The real problem is WHICH URLs the search engines cover... alas the "largest" search engines cover (at best) only a tiny part of the web. Moreover they DO NOT index the most interesting parts of the web: they index commercial over educational sites, US sites over European sites and 'popular' sites (read sites loved by the zombies) over relatively unknown sites. Moreover in their commercial 'race' to the 'we have indexed one billion pages' tag, the biggest search engines have recently begun to bloat the indexes, including relatively 'useless' pages (say a collection of 2 millions pages with the images of 2 million different galaxies that should have been more correctly considered a single database).
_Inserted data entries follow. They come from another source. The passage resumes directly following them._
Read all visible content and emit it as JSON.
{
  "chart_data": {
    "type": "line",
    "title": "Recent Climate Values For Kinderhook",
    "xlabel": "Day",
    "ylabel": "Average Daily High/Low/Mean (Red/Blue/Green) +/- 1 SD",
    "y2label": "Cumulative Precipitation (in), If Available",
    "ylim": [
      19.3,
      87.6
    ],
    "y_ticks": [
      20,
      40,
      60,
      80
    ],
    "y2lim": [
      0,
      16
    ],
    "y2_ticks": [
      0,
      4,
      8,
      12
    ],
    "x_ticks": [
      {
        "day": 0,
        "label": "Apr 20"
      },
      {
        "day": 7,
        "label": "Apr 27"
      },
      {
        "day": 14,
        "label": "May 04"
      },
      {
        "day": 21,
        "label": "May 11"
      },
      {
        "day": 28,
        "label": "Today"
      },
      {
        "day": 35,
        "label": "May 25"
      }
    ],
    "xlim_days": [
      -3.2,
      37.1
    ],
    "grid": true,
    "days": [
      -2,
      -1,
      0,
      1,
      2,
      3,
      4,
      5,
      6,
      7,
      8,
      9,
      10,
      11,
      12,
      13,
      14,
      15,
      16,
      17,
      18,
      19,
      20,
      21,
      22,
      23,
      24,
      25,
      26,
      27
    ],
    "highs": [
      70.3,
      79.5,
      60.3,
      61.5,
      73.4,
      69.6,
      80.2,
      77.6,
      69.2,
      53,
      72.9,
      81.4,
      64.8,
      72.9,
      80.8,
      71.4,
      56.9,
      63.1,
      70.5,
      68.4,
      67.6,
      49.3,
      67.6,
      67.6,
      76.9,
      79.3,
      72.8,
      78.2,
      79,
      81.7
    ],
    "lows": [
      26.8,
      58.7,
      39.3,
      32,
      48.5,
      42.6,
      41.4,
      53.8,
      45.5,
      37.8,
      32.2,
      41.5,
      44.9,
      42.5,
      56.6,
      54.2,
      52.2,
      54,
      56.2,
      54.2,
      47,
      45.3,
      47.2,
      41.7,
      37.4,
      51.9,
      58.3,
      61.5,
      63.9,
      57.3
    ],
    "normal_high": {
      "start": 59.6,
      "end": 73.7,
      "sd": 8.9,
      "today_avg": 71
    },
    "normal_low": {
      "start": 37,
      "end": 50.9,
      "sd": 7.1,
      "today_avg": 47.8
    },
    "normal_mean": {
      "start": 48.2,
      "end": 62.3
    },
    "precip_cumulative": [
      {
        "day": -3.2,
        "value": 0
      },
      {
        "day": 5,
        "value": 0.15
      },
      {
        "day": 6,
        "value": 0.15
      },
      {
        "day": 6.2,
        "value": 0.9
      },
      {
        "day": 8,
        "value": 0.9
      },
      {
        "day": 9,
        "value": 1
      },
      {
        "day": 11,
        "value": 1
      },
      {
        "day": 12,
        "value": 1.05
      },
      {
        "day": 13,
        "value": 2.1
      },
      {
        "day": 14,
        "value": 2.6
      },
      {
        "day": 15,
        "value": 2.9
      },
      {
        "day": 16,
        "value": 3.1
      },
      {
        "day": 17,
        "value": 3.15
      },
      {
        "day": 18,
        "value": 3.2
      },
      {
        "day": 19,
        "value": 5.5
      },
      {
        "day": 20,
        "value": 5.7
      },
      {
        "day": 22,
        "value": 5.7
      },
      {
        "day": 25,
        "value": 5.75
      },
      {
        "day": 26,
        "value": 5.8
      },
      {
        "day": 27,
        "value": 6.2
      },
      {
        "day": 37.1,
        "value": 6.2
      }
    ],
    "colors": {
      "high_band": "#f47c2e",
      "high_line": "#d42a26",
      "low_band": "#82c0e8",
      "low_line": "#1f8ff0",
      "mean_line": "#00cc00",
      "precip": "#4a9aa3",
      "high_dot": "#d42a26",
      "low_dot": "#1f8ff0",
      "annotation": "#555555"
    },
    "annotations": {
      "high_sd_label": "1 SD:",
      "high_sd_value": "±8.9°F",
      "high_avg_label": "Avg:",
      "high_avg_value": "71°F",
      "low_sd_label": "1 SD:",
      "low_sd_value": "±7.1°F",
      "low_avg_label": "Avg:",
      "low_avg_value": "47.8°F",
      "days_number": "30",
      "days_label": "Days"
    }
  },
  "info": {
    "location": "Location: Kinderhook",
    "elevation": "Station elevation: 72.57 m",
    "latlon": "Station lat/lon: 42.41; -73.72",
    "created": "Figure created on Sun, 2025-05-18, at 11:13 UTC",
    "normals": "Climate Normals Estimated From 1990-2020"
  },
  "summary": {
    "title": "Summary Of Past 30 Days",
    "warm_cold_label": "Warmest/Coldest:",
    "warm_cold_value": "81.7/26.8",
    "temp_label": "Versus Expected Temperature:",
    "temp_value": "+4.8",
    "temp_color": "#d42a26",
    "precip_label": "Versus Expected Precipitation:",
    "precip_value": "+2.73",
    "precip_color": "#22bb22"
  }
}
This said (even if you'll have to learn other searching techniques, as you will see) the main search negines are far from being useless! Note for instance how inputting a long exact phrase you'll immediately find a specific page "cutting" it out of the "pudding" masse. For instance this very page!
Try Alta's search for
"The web is uncharted and deep. At the time of writing this snippet of mine there are supposed to exist"
Try it also on Google, where you can use the "I'm feeling lucky" option as well...
The web is uncharted and deep. At the time of writing this snippet of mine there are supposed to exist"
and see the results for yourself.

Yet the Web is a quicksand, and the algos are continuously a-changing, so that our techniques must evolve as well. As you'll realize perusing my site, there is a lot to learn and re-learn in this field. Collective work and the contributions of my readers are the sine qua non to keep abrest. Our ultimate aim, as always is "simply" to spread for free the light of our knowledge to anyone that cares.

This page's special AV-tip

related pages searching on AV

You can find related pages searching in this way:
like:http://classics.mit.edu/Search/index.html for instance (or whatever other page you may fancy as "model")
Try it! [like:http://classics.mit.edu/Search/index.html]

A couple of recent workshops of mine
may give you a more exact Idea of what this site is about

[The art of information searching for the open culture aera] (Milan, Italy, October 2000)

I held this conference/workshop in Milan, at the SMAU, celebrating the local "Linuxday", on 20 October 2000. My [friend] [Richard Stallman] spoke in the morning (about GNU/Linux), I spoke in the afternoon presenting six short lesson/slides about simple effective searching techniques and 'the structure of the web'.

[The art of information searching on today's Internet] (Paris, France, February 2001)

Conference held on 6 February 2001 at the Ecole polytechnique (Paris) where I presented five short lesson/slides about not well known effective searching lore, 'the structure of the web', some simple pseudo-anonymity techniques and the way you can modify and use some commercial tools for your own searching purposes.